Pourtant, certains de ces savoir-faire courent les rues, dans le secteur informel, même si ces travailleurs n'ont pas toujours le meilleur niveau et ne possèdent pas de diplôme formel. Mais comment convertir ces employés informels au secteur formel ? "Pour eux, il faut imaginer des formes de certification et une valorisation du savoir-faire et de l'apprentissage", argumente Yusuf MacDonald, expert indépendant sur les questions d'emploi établi au Burkina Faso.
Les formations techniques ou artisanales sont malheureusement encore rares. Et, quand elles existent, leurs diplômés sont souvent mal accompagnés à la sortie. Dans les années 2000, la Chambre de Commerce de Dakar avait lancé un programme de formation et de professionnalisation, en enrôlant un millier de teinturiers, couturiers, céréaliers et électriciens et en les invitant à s'inscrire à la fin de la formation au Registre des Métiers.
Combien de personnes ont été intégrées de manière durable, et non sur un seul site ?
Plus de dix ans après, personne ne sait ce que sont devenus ceux qui en ont bénéficié. "Faire passer des emplois de l'informel au formel n'est pas une évidence. Combien de personnes ont été intégrées de manière durable, pas sur un seul site, pour quelques semaines ou quelques mois ? ". Acha Leke, pour qui ces programmes doivent nécessairement être complétés par des formations en gestion et en entrepreneuriat.
Une réponse intéressante au défi de l'informel est donnée par le Rwanda, où l'établissement de règles et de normes de travail passe par la multiplication des coopératives, qui intègrent des centaines de milliers de travailleurs indépendants. "Elles permettent des relations plus normales entre employeurs et employés, avec une forme minimale de protection sociale, et génèrent des revenus supplémentaires et une meilleure régulation", explique Eric Manzi, le secrétaire général de la Centrale des syndicats des travailleurs du Rwanda (Cestrar).
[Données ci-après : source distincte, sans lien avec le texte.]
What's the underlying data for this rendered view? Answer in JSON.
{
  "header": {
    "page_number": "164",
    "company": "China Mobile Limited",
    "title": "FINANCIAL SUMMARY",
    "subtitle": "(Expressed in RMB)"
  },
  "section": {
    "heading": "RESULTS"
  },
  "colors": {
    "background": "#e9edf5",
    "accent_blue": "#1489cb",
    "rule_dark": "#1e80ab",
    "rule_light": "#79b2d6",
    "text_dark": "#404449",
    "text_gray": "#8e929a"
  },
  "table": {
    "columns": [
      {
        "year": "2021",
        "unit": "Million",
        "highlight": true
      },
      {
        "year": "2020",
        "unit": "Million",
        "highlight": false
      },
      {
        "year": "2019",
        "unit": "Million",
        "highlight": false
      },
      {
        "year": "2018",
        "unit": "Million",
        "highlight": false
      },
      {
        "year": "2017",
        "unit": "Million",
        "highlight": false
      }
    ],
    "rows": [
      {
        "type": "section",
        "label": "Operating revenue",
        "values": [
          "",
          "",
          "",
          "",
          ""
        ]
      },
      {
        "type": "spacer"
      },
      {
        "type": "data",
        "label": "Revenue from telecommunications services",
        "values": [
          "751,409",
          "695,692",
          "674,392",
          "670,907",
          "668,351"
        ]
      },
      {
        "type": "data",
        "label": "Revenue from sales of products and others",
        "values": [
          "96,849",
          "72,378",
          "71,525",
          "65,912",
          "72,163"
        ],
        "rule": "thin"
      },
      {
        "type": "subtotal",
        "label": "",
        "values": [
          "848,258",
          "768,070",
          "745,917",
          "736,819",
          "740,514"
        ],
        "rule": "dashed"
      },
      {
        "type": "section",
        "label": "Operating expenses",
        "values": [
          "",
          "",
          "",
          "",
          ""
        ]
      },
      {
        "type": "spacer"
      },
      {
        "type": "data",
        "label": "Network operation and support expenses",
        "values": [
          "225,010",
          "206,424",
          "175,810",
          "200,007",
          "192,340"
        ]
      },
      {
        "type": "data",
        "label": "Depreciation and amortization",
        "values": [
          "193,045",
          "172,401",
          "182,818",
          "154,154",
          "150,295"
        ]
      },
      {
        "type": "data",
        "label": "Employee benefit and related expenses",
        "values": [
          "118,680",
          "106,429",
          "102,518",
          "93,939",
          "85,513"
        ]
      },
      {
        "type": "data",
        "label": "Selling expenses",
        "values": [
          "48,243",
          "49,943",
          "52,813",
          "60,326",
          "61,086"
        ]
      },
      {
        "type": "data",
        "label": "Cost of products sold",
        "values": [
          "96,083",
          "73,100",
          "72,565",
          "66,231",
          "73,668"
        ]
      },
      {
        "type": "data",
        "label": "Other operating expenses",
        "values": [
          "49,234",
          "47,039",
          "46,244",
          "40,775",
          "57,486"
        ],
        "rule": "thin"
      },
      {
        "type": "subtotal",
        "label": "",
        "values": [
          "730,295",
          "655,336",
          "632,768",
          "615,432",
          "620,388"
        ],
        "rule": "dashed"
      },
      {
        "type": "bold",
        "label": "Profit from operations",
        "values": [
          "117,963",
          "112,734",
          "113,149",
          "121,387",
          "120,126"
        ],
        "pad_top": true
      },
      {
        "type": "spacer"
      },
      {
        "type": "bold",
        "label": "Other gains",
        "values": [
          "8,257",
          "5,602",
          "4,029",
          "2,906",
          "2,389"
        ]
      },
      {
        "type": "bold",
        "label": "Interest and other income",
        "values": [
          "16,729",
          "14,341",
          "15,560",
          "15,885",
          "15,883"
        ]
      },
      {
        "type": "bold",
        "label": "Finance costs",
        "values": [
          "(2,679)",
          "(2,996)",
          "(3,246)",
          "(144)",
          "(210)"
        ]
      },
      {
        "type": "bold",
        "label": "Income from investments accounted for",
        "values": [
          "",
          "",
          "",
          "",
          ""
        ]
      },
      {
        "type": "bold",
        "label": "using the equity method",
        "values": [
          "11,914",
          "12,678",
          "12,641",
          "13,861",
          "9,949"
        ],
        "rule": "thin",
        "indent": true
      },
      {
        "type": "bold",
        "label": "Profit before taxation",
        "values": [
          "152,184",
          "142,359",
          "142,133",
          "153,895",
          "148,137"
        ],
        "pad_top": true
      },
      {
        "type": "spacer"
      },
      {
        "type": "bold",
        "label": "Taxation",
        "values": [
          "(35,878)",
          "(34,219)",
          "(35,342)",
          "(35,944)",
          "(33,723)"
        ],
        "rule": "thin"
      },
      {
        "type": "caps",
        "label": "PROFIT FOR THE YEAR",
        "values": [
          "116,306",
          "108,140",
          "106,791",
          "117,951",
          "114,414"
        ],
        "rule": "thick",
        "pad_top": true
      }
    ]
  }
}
Les premiers sont apparus dans la production de thé, puis d'autres sont nés dans les domaines des taxis-motos, du café ou du riz.
Les Etats pourraient également jouer un rôle décisif dans les mines, vis-à-vis des dizaines de milliers de mineurs artisanaux qui travaillent dans des conditions souvent lamentables, en conditionnant l'exercice de leur activité au respect des règles de sécurité et environnementales.
Au Ghana, au Mozambique et au Burkina Faso, des périmètres d'excavation ont été réservés aux mineurs artisanaux, qui ont dû acquérir des équipements adaptés à leurs activités (pompes, marteaux piqueurs, broyeurs...), notamment grâce à l'appui d'organismes de micro-crédit.
Dernière piste pour opérer cette transition entre informel et formel : les applications mobiles. Ammin Yusuf, le fondateur d'Afrobytes, un incubateur parisien de pépites africaines du numérique, y croit dur comme fer. Selon lui, les prestataires de services qui trouvent leurs clients grâce à des applications d'intermédiation - comme les plateformes d'hébergement (Airbnb, Vizeat), de taxi (Uber) ou de livraison de plats préparés (Deliveroo) - entreront un jour dans le circuit grâce à des accords avec les gouvernements africains, à l'image de ce qui se passe en Europe et aux États-Unis.